Imagine this db structure:
/users(collection)
userId/ (doc)
likes/ (collection)
postId1 (doc)
postId2 (doc)
I am implementing a function for liking/disliking posts.
For that, I am running a transaction where I get
the like status (isLiked) using the transaction, in order to do this (like) or that (dislike).
When a like operation is performed, I need to add the liked post to the likes
sub-collection of the user that gave the like.
But... what if the document of the user (that is liking the post) is deleted (in the UI I have a section for user profile deletions) during the like operation?
If I just do:
transaction.create(`users/${userId}/likes/${postId}`, denormalizedPostData);
will the removal of the user doc be detected by the transaction?
If not, what if I also delete the likes/ subcollection of the user when deleting its doc?

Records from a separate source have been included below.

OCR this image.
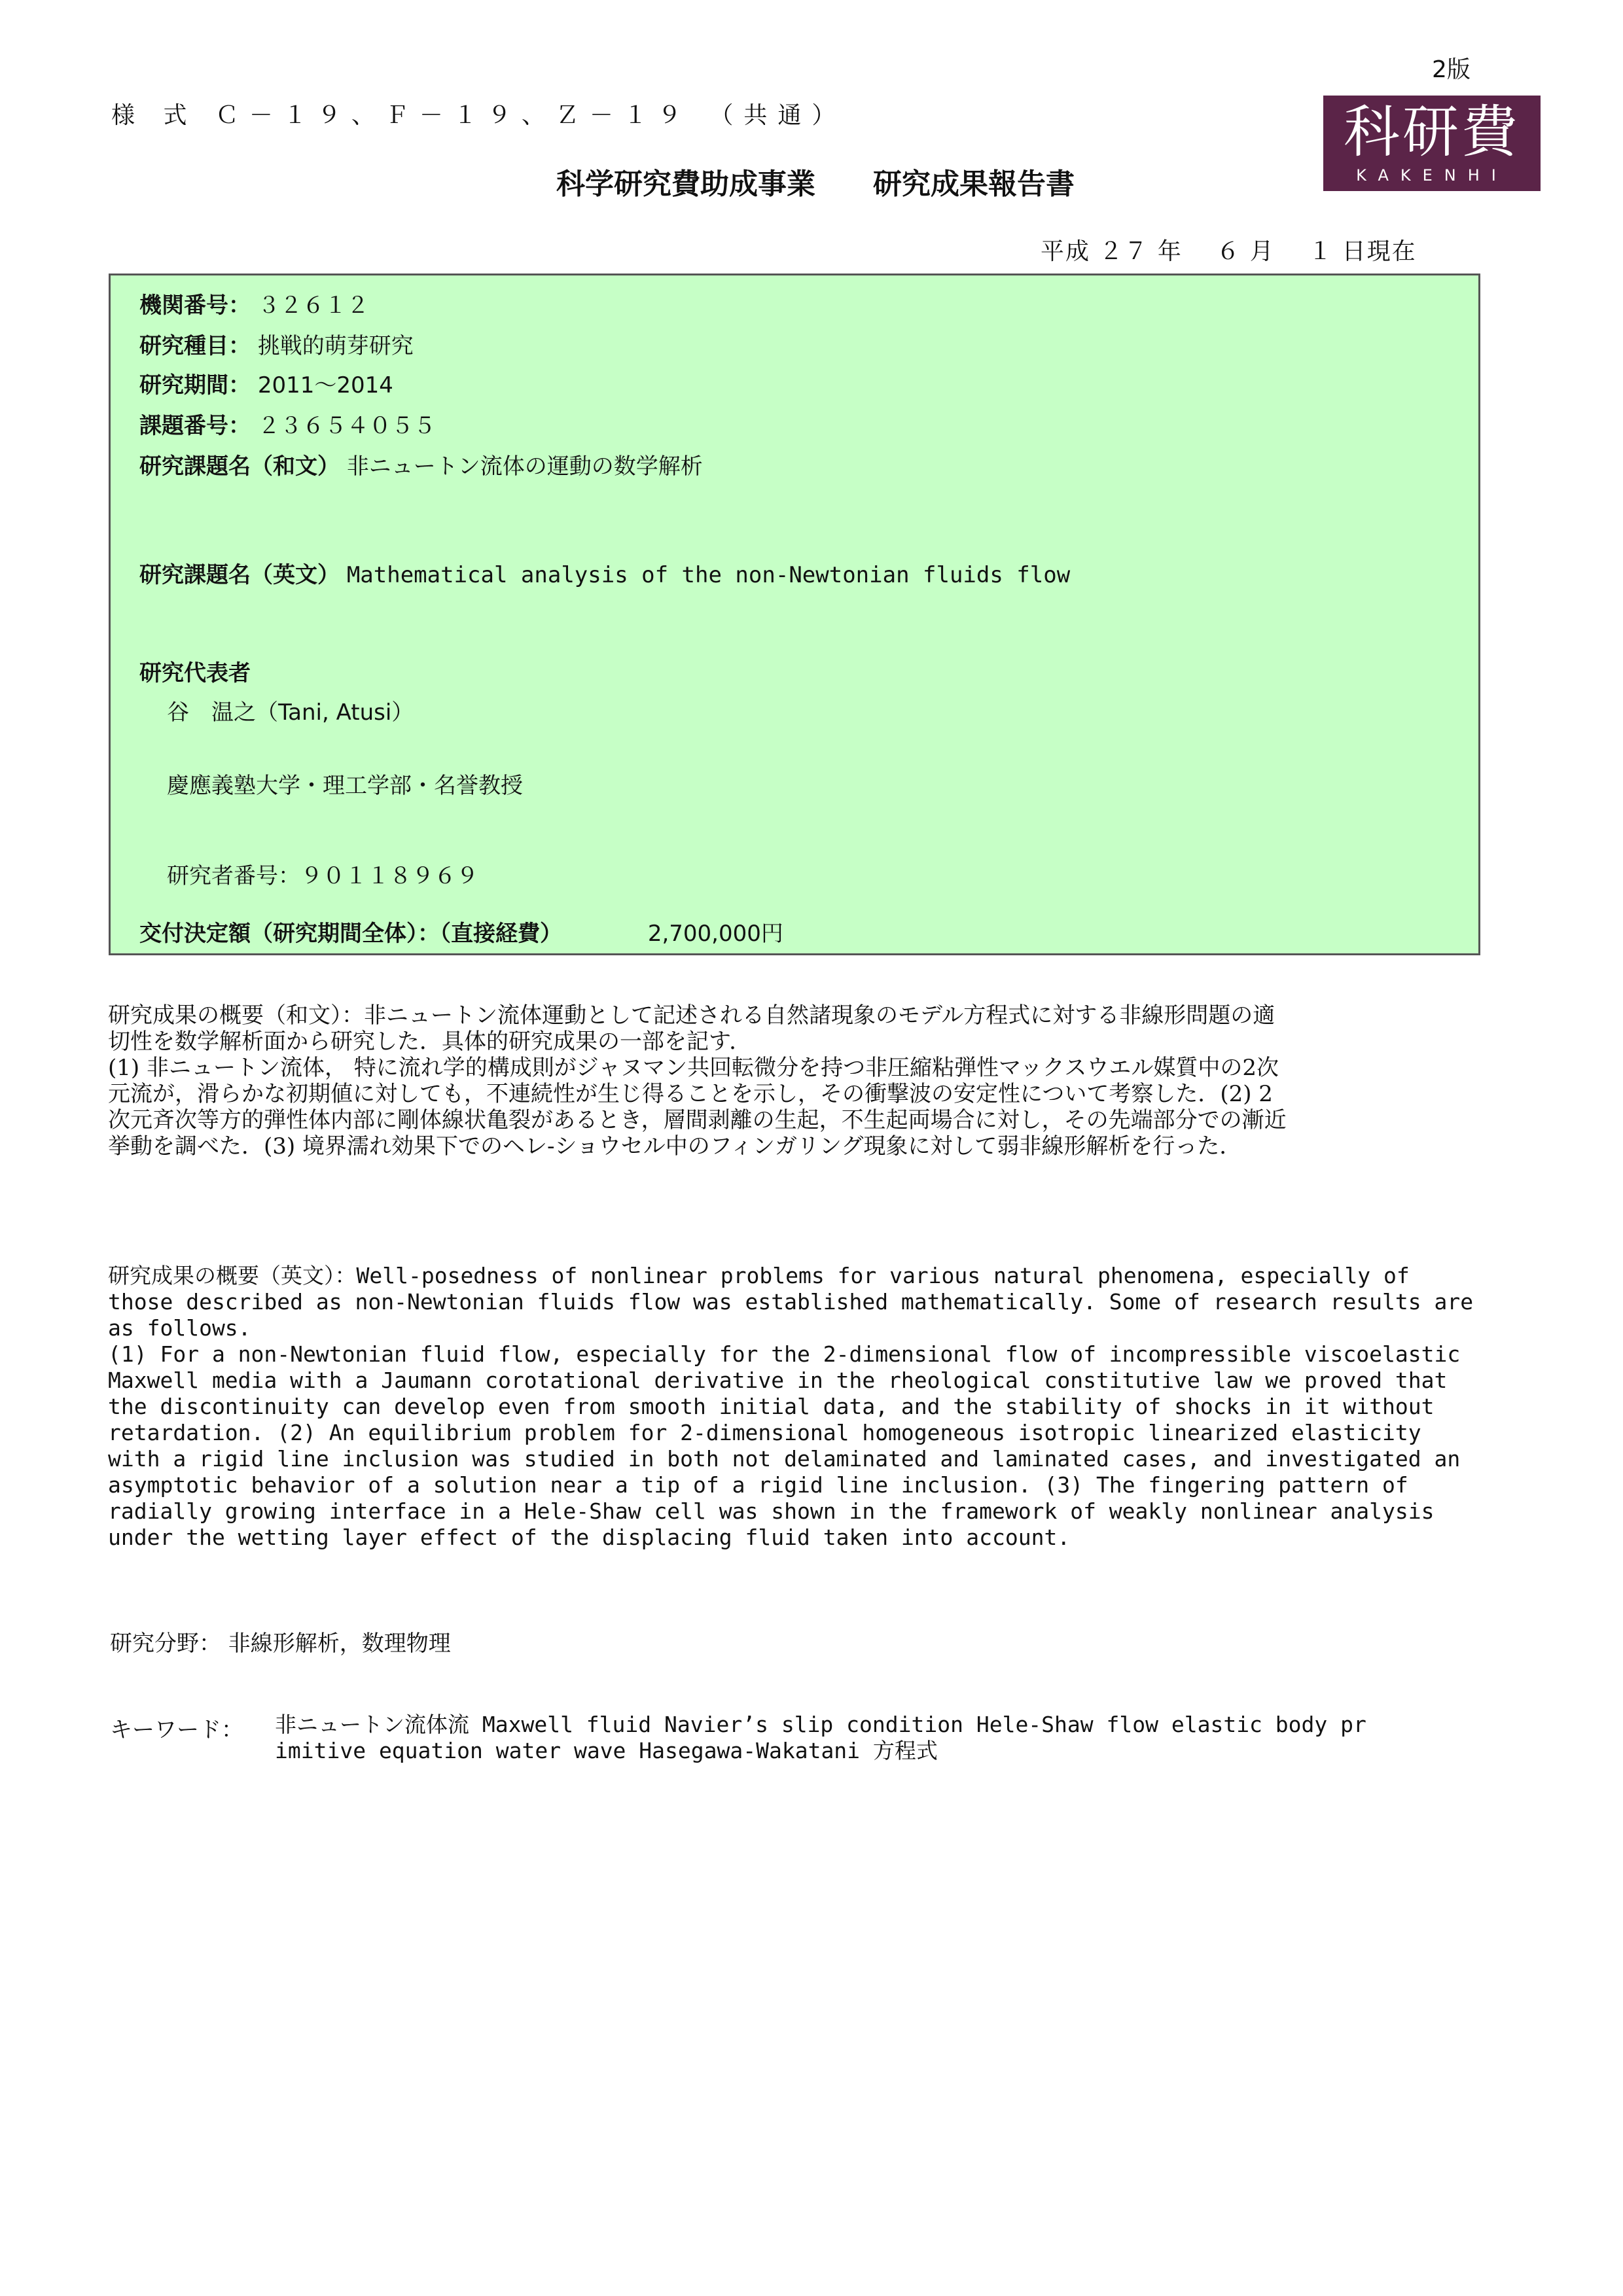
2版
様 式 Ｃ－１９、Ｆ－１９、Ｚ－１９ （共通）
科学研究費助成事業　　研究成果報告書
科研費
KAKENHI
平成 ２７ 年　 ６ 月　 １ 日現在
機関番号： ３２６１２
研究種目： 挑戦的萌芽研究
研究期間： 2011～2014
課題番号： ２３６５４０５５
研究課題名（和文） 非ニュートン流体の運動の数学解析
研究課題名（英文） Mathematical analysis of the non-Newtonian fluids flow
研究代表者
谷　温之（Tani, Atusi）
慶應義塾大学・理工学部・名誉教授
研究者番号：９０１１８９６９
交付決定額（研究期間全体）：（直接経費）	2,700,000円

研究成果の概要（和文）：非ニュートン流体運動として記述される自然諸現象のモデル方程式に対する非線形問題の適

切性を数学解析面から研究した．具体的研究成果の一部を記す．

(1) 非ニュートン流体， 特に流れ学的構成則がジャヌマン共回転微分を持つ非圧縮粘弾性マックスウエル媒質中の2次

元流が，滑らかな初期値に対しても，不連続性が生じ得ることを示し，その衝撃波の安定性について考察した．(2) 2

次元斉次等方的弾性体内部に剛体線状亀裂があるとき，層間剥離の生起，不生起両場合に対し，その先端部分での漸近

挙動を調べた．(3) 境界濡れ効果下でのヘレ-ショウセル中のフィンガリング現象に対して弱非線形解析を行った．

研究成果の概要（英文）：Well-posedness of nonlinear problems for various natural phenomena, especially of

those described as non-Newtonian fluids flow was established mathematically. Some of research results are

as follows.

(1) For a non-Newtonian fluid flow, especially for the 2-dimensional flow of incompressible viscoelastic

Maxwell media with a Jaumann corotational derivative in the rheological constitutive law we proved that

the discontinuity can develop even from smooth initial data, and the stability of shocks in it without

retardation. (2) An equilibrium problem for 2-dimensional homogeneous isotropic linearized elasticity

with a rigid line inclusion was studied in both not delaminated and laminated cases, and investigated an

asymptotic behavior of a solution near a tip of a rigid line inclusion. (3) The fingering pattern of

radially growing interface in a Hele-Shaw cell was shown in the framework of weakly nonlinear analysis

under the wetting layer effect of the displacing fluid taken into account.

研究分野： 非線形解析，数理物理
キーワード： 非ニュートン流体流 Maxwell fluid Navier’s slip condition Hele-Shaw flow elastic body pr

imitive equation water wave Hasegawa-Wakatani 方程式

deleteUserDoc(userDocRef);
deleteFullCollection(userLikesRef, batchSize);
Will the
transaction.create(`users/${userId}/likes/${postId}`, data);
detect the "change" (the deletion of the doc) and re-execute the transaction?
I am asking this because I know that we need to make sure that reads are situated before writes in the body of transactions, in order to re-execute the transaction if the read docs change... but, what about this situation?

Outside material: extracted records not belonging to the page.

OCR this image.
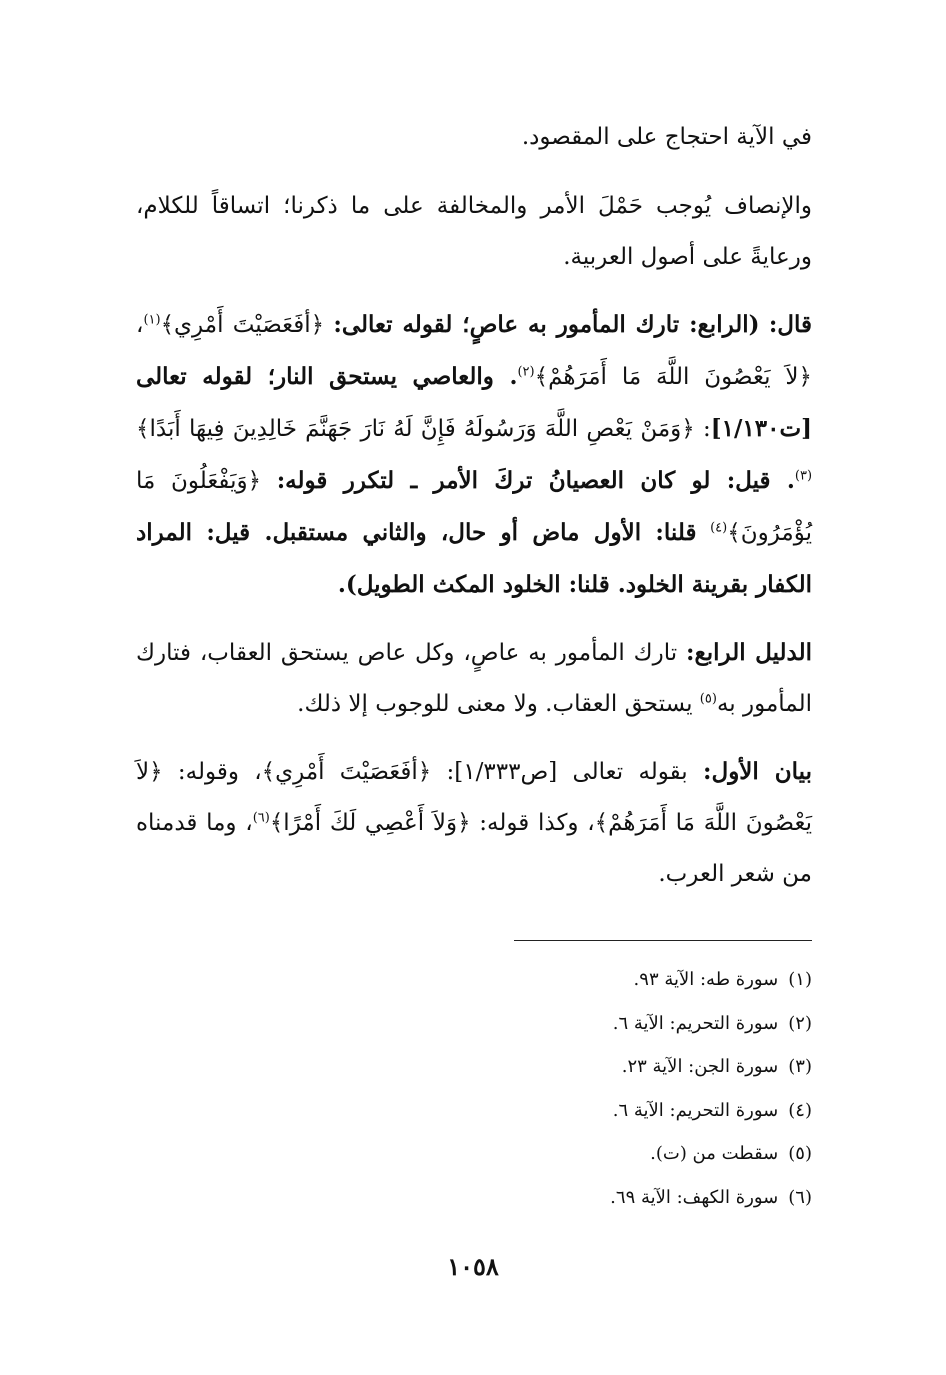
في الآية احتجاج على المقصود.

والإنصاف يُوجب حَمْلَ الأمر والمخالفة على ما ذكرنا؛ اتساقاً للكلام، ورعايةً على أصول العربية.

قال: (الرابع: تارك المأمور به عاصٍ؛ لقوله تعالى: ﴿أفَعَصَيْتَ أَمْرِي﴾$^{(١)}$، ﴿لاَ يَعْصُونَ اللَّهَ مَا أَمَرَهُمْ﴾$^{(٢)}$. والعاصي يستحق النار؛ لقوله تعالى [ت١/١٣٠]: ﴿وَمَنْ يَعْصِ اللَّهَ وَرَسُولَهُ فَإِنَّ لَهُ نَارَ جَهَنَّمَ خَالِدِينَ فِيهَا أَبَدًا﴾$^{(٣)}$. قيل: لو كان العصيانُ تركَ الأمر ـ لتكرر قوله: ﴿وَيَفْعَلُونَ مَا يُؤْمَرُونَ﴾$^{(٤)}$ قلنا: الأول ماض أو حال، والثاني مستقبل. قيل: المراد الكفار بقرينة الخلود. قلنا: الخلود المكث الطويل).

الدليل الرابع: تارك المأمور به عاصٍ، وكل عاص يستحق العقاب، فتارك المأمور به$^{(٥)}$ يستحق العقاب. ولا معنى للوجوب إلا ذلك.

بيان الأول: بقوله تعالى [ص١/٣٣٣]: ﴿أفَعَصَيْتَ أَمْرِي﴾، وقوله: ﴿لاَ يَعْصُونَ اللَّهَ مَا أَمَرَهُمْ﴾، وكذا قوله: ﴿وَلاَ أَعْصِي لَكَ أَمْرًا﴾$^{(٦)}$، وما قدمناه من شعر العرب.

(١)سورة طه: الآية ٩٣.
(٢)سورة التحريم: الآية ٦.
(٣)سورة الجن: الآية ٢٣.
(٤)سورة التحريم: الآية ٦.
(٥)سقطت من (ت).
(٦)سورة الكهف: الآية ٦٩.
١٠٥٨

I am afraid of re-creating the user doc because of just attaching a doc to the user likes collection using the transaction.create()
operation.
Should I make an extra read in the top of the transaction?

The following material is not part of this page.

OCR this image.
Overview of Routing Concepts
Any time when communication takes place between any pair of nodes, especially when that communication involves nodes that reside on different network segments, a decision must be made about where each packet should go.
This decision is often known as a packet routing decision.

transaction.get(userRef); // Just to ensure the re-execution
CodePudding user response:
If you read the document the transaction handler and then write modification to it in that same handler, then the Firestore SDK sends the pre-transaction state and post-transaction state of that document to the server. This allows the server to then detect whether the document was modified during the transaction, including whether it was deleted.